Survey shows growing acceptance of alternative reinsurance capital

by Artemis on November 1, 2013

An updated survey of insurance and reinsurance executives who attended the Property Casualty Insurers Association of America (PCI) Annual Meeting recently shows that acceptance of alternative reinsurance capital sources and solutions has increased in the last year.

The survey, by reinsurance broker Guy Carpenter, seeks to identify the key drivers and threats to profitable growth in the insurance and reinsurance industry and asked participants a number of questions regarding what they felt could make the difference to their business in 2014. It is the second year that Guy Carpenter has undertaken this survey which gives us a base for comparison to see how responses have changed over the last year.

In the 2012 survey, when asked what sources of reinsurance capital they intended to use in the coming year. 78% responded that traditional reinsurance vehicles were the way they would go next year but 16% said that alternative sources of reinsurance capital such as insurance-linked securities, catastrophe bonds and collateralized reinsurance vehicles would be their choice for risk transfer.

In this years survey 73% said they would be leveraging traditional reinsurance vehicles as a capital source for 2014, while the percentage saying they would leverage capital markets solutions and alternative reinsurance capital and vehicles rose by 2% to 18%. Of course the missing few percent are likely in the business of retaining more of their risk in the year ahead, a result of a capital rich industry.

Guy Carpenter said that the increase in respondents signalling they would use alternative reinsurance capital was; “A continuing demonstration of the increase in prevalence and appetite for alternative capital sources and vehicles in the market.”

Respondents have switched their focus this year to growing their business through geographic expansion, rather than new products which was the dominant answer in 2012. This year 33% cited geographic expansion as their biggest opportunity for growth, 24% cited new products and 23% new distribution channels. Last year new products was the top response.

This is encouraging for the ILS, catastrophe bond and alternative markets, as geographic expansion will bring with it new catastrophe reinsurance markets, better models and an improved understanding of risk in new regions of the world. This will assist the expansion of ILS and capital markets solutions as well.

Mergers and acquisitions also featured strongly in this years survey, with 15% of respondents citing M&A as their biggest growth opportunity, compared to just 7% in 2012.

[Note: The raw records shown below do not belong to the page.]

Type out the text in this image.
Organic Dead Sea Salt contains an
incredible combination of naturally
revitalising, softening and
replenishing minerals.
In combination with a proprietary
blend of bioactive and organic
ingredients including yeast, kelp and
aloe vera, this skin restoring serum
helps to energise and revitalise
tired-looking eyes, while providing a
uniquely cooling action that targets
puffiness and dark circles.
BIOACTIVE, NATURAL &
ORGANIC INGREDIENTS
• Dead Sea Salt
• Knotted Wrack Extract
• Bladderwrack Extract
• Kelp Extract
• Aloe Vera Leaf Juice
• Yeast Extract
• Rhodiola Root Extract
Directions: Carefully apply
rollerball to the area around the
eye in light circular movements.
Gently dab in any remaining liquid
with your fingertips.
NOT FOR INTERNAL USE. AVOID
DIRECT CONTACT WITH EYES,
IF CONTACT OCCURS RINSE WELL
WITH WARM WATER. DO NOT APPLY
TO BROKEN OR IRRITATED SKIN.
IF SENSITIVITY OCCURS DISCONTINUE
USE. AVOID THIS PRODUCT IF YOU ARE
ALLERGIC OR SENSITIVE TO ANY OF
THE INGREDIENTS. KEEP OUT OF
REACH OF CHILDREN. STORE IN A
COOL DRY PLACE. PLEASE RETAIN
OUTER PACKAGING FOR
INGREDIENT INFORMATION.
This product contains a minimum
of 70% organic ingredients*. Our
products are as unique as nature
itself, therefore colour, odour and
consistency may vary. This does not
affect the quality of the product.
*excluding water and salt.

“In this evolving market, the industry is identifying new methods of deploying capital efficiently to generate returns,” commented Andrew Marcell, Chief Executive Officer of US Operations for Guy Carpenter. “In this environment, and as supported by the findings of our survey, we are seeing that the market is increasingly turning to strategic M&A opportunities to achieve scale, global reach and a more diversified product suite in order to realize growth objectives.”

In terms of threats to the business, respondents selected undisciplined or unprofitable underwriting as the key threat, catastrophe and non-catastrophe losses as second, operational inefficiencies third and global economic uncertainty fourth. Guy Carpenter said there is an increasing focus on internal challenges as opposed to external threats of losses and economic woes this year.

Technology is seen as a growing opportunity for insurers and reinsurers, with 39% saying that they would spend a blank check on IT improvements, up from 35% in 2012. Talent and retention of talent is another key issue, 37% said they would devote a blank check to this area of their business while just 7% said they would put it towards new product development.

The results of this survey show an increasing and growing acceptance of ILS and alternative capital, a reduced reliance on traditional reinsurance, more retention of risk is likely and a continued focus on underwriting discipline will be key. In terms of growth, moving into new geographic regions is where the market feels it can best profit and this will help the ILS and alternative markets as they seek out new peak perils to deploy institutional capital into.